Grant wants to go out with a bang
Departing Penrith prop Tim Grant says a desire to repay the club that developed him into an NRL player helped him stay motivated after being overlooked by coach Ivan Cleary for three months.
Grant hadn't been seen in the NRL since a Round 10 win in Canberra, but injury forced Cleary into recalling the former NSW prop for last week's victory over the Dragons in Wollongong.
There had been suggestions that Grant and Cleary hadn't been on good terms all year and, after signing a four-year deal with the Rabbitohs back in April, it looked as though the 26-year-old had played his last game for the club.
But after losing forwards Brent Kite, Elijah Taylor and Bryce Cartwright a fortnight ago, Cleary will now lean on Grant as the depleted Panthers limp into the finals.

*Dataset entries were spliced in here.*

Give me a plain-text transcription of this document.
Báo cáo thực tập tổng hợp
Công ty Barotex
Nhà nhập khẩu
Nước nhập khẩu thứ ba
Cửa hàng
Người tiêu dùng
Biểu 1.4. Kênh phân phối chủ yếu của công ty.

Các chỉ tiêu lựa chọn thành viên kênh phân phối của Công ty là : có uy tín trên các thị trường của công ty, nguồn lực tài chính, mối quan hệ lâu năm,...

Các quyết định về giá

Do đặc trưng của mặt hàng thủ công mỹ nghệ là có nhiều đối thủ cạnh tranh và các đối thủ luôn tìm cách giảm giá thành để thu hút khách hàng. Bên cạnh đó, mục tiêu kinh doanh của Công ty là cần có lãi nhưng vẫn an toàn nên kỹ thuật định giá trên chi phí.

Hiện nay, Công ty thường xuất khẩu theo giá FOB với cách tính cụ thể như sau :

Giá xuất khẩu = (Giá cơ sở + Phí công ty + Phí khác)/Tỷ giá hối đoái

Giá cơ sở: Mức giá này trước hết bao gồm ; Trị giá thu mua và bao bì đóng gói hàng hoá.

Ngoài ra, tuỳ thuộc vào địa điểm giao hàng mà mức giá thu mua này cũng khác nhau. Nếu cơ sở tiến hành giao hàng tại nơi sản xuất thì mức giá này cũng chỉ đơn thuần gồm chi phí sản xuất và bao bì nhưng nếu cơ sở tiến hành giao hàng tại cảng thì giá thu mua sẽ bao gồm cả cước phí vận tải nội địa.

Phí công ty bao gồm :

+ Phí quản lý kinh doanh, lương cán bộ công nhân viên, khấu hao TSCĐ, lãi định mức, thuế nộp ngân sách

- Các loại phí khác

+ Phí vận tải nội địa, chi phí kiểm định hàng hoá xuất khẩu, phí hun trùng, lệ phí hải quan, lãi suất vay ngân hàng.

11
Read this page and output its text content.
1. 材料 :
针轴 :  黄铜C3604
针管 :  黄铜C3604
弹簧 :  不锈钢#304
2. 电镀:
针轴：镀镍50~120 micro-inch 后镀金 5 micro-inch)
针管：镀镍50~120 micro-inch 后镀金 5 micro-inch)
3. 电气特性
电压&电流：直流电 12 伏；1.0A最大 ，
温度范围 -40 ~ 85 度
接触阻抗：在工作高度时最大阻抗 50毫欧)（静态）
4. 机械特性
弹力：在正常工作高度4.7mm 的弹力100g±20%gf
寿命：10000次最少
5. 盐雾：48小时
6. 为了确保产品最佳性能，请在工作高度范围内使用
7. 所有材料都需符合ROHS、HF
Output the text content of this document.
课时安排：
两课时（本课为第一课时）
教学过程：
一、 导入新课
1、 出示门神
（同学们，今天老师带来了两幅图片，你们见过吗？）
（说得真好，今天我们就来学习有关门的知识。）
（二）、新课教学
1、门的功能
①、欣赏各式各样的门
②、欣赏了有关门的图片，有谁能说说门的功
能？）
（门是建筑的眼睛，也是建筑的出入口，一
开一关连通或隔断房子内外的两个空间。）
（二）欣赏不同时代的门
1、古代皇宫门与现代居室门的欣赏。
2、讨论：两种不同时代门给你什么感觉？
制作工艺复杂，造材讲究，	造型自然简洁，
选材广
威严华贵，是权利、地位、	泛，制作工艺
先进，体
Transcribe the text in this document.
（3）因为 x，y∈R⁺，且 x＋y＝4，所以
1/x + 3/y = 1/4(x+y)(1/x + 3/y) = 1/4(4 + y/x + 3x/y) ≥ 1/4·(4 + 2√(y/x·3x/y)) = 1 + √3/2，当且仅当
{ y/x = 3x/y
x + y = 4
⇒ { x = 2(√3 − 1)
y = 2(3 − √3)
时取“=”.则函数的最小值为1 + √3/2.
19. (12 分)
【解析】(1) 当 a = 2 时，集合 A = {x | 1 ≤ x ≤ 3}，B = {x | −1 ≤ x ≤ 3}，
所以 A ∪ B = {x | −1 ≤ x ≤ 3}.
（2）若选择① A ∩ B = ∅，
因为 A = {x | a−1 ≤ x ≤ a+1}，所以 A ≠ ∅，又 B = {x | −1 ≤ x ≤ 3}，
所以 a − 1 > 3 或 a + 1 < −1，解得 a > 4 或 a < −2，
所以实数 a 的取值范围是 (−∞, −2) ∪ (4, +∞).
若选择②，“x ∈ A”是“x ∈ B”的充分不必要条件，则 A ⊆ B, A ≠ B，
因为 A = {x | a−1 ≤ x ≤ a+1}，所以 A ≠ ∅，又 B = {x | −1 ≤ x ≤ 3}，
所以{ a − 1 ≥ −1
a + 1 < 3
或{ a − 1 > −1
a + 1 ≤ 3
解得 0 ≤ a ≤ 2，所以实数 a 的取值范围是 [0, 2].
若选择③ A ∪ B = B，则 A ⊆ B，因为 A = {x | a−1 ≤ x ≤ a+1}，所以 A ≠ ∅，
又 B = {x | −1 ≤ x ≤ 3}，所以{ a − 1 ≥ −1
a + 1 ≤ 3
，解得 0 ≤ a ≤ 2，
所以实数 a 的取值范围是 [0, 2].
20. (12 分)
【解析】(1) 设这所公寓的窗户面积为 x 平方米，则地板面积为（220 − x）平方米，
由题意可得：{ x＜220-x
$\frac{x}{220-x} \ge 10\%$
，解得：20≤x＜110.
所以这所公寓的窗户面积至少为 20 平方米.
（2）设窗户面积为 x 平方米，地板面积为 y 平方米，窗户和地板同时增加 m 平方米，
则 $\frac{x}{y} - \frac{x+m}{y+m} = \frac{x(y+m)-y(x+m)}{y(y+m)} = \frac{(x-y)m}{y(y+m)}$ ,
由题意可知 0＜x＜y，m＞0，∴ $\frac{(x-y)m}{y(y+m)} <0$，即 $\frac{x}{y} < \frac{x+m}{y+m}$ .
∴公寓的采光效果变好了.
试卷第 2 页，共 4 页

The eight-year pro denied any falling out with Cleary and said he was determined to be ready when his number was to be called on again.
"At the end of the day, whatever happened with my decision and Ivan's decision, the boys haven't got a say on that. If the boys need you, you've got to be ready. For me it was about being ready," Grant told NRL.com.
"Ivan needs me to be ready as well. I just tried to keep doing my extras and I'll continue to do that. In any capacity I play, I'm just going to try my best. Because there's a lot of people at Panthers that have been there since day one with me and I'd like to thank them."
On the eve of his NRL return last week, Grant said he and Cleary met to discuss why he had been overlooked for the past 12 weeks.
"We chatted and there were four guys in good form. Why would you change it? I understand it. We've got a good understanding for each other. It was good," he said.
"It was definitely disappointing [not getting picked], but I understand how the business side of footy works. I totally respect Ivan's decision as well.
"I don't kick stones. That was the decision and as I said, I've still got a lot to offer the club in any capacity. That's what I'm trying to do."
Since Grant made his debut for Penrith in 2007, the club has played just two finals games for two losses, a record the Rabbitohs-bound prop hopes to change as his team surges towards September.
But more important to him, he says, is the opportunity to farewell the club on good terms.
"When I look back at Panthers, I'm happy with my time here. I've invested a lot of my energy and effort in everything. It's been my life since I was 14 years old," he said.
"Farewell or not, I feel like I've put into the culture of the club. I love the club. I know it sounds like a cliche, but it's not about me. It's about thanking people that have stuck by me. So it'd be good to be on the big stage and get a farewell to be honest."